太陽が顔を出した瞬間の絶景を独り占めしました。



頂上を越えて、南アルプスのパノラマへ
多くの参拝客は敬慎院で折り返しますが、登山者ならさらに30分ほど登った「山頂」とその先の「希望峰」まで足を伸ばすべきです。ただし、敬慎院から先は本格的な登山道になります。
樹林に囲まれた最高点
七面山山頂(標高1,989m)は展望こそありませんが、三等三角点が鎮座する静かな場所です。


希望峰:南アルプスの白銀の峰々
七面山から先にある希望峰に向かいました。
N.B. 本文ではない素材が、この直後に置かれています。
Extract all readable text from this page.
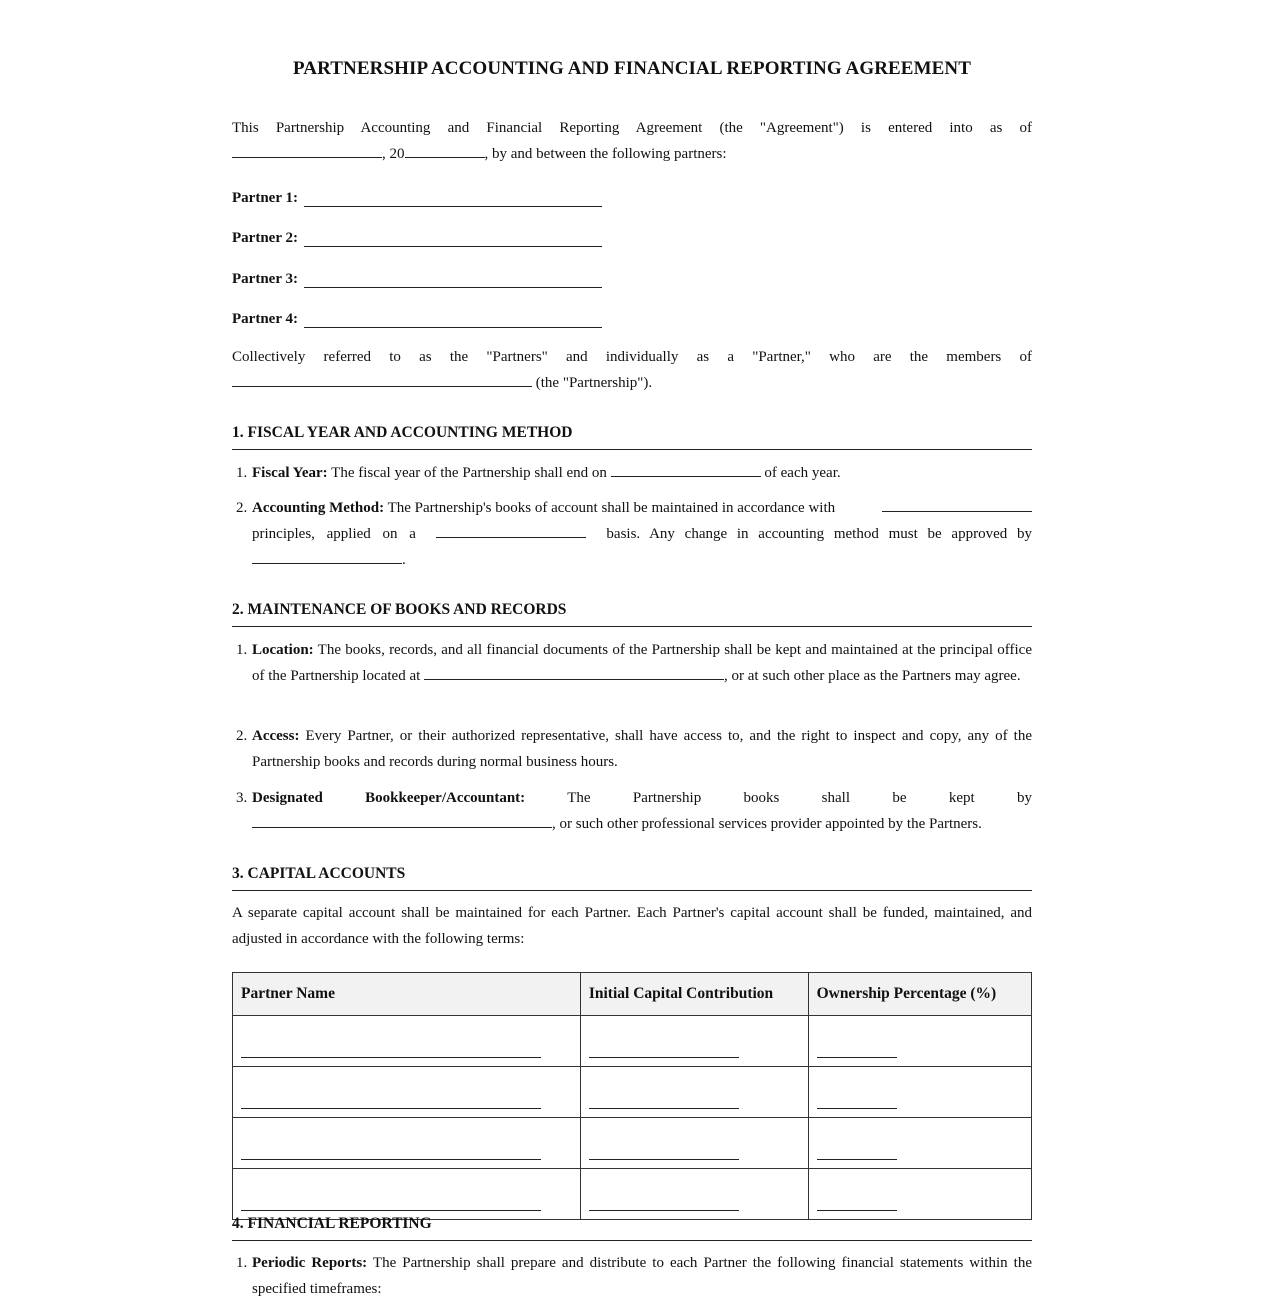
PARTNERSHIP ACCOUNTING AND FINANCIAL REPORTING AGREEMENT
This Partnership Accounting and Financial Reporting Agreement (the "Agreement") is entered into as of
, 20	, by and between the following partners:
Partner 1:
Partner 2:
Partner 3:
Partner 4:
Collectively referred to as the "Partners" and individually as a "Partner," who are the members of
(the "Partnership").
1. FISCAL YEAR AND ACCOUNTING METHOD
1. Fiscal Year: The fiscal year of the Partnership shall end on	of each year.
2. Accounting Method: The Partnership's books of account shall be maintained in accordance with
principles, applied on a	basis. Any change in accounting method must be approved by
.
2. MAINTENANCE OF BOOKS AND RECORDS
1. Location: The books, records, and all financial documents of the Partnership shall be kept and maintained at the principal office of the Partnership located at	, or at such other place as the Partners may agree.
2. Access: Every Partner, or their authorized representative, shall have access to, and the right to inspect and copy, any of the Partnership books and records during normal business hours.
3. Designated Bookkeeper/Accountant:	The Partnership books shall be kept by
, or such other professional services provider appointed by the Partners.
3. CAPITAL ACCOUNTS
A separate capital account shall be maintained for each Partner. Each Partner's capital account shall be funded, maintained, and adjusted in accordance with the following terms:
Partner Name	Initial Capital Contribution	Ownership Percentage (%)

4. FINANCIAL REPORTING
1. Periodic Reports: The Partnership shall prepare and distribute to each Partner the following financial statements within the specified timeframes:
ここからは一転、北岳、間ノ岳、農鳥岳の「白根三山」や聖岳など全て南アルプスの主要な山々を見ることができます。



木々が霧氷を纏い、まるでクリスタルの森のような美しさを見せてくれました。

赤沢宿:江戸時代へタイムスリップ
帰路は「裏参道(北参道)」を下ります。下山後に向かった赤沢宿は、重要伝統的建造物群保存地区に指定されています。身延山と七面山をつなぐ間の宿場で、今も30戸ほどの人家が点在し、昔の宿場町の風情を残している貴重な天空の集落です。
裏参道で下山
早朝の参道では、鹿の親子が出迎えてくれます。人に慣れているようで、あまり逃げません。

奥の院にある影嚮石。しめ縄を張った巨大な石で、この石のところに七面大明神が現れ(影嚮)たと伝えられるところです。

一気に下山して、登山口の神通坊です。角瀬側の裏参道の登山口です。ここまではバスで来ることもできます。

昔の宿場町の面影を残す赤沢宿
舗装道路の上り道を2kmくらい歩いて、赤沢宿に向かいました。

かつて身延山と七面山を繋ぐ宿場町として栄えた赤沢。今も「大阪屋」や「喜久屋」といった風格ある旅館が立ち並びます。石畳の坂道を歩けば、当時の巡礼者の足音が聞こえてきそうなほど、当時の面影が色濃く残っています。まさに、天空の村。残って欲しい日本の風景です。






白糸の滝とお萬の方像
赤沢集落から舗装道路を歩いて、再び羽衣へ戻りました。ここには、白糸の滝とお萬の方像があります。七面山はもともと女人禁制でしたが、徳川家康の側室であるお萬の方が、この白糸の滝にうたれて祈念をこらし、衆僧の阻止をふりきって登詣をはたし、女人にもその道を開きました。それ以来、女人禁制がとかれたとのことです。

以上で、七面山登山と敬慎院の宿泊記でした。
ヤマレコの記録
詳細なルートについて、参考としてヤマレコの記録を付けておきます。
七面山は、体力だけではなく「歴史」や「物語」を知って登ることで、価値が高まる山です。 敬慎院の太鼓の音、山門からの富士山、そして赤沢宿の静寂。
ぜひこの「祈りの道」を歩いてみてください。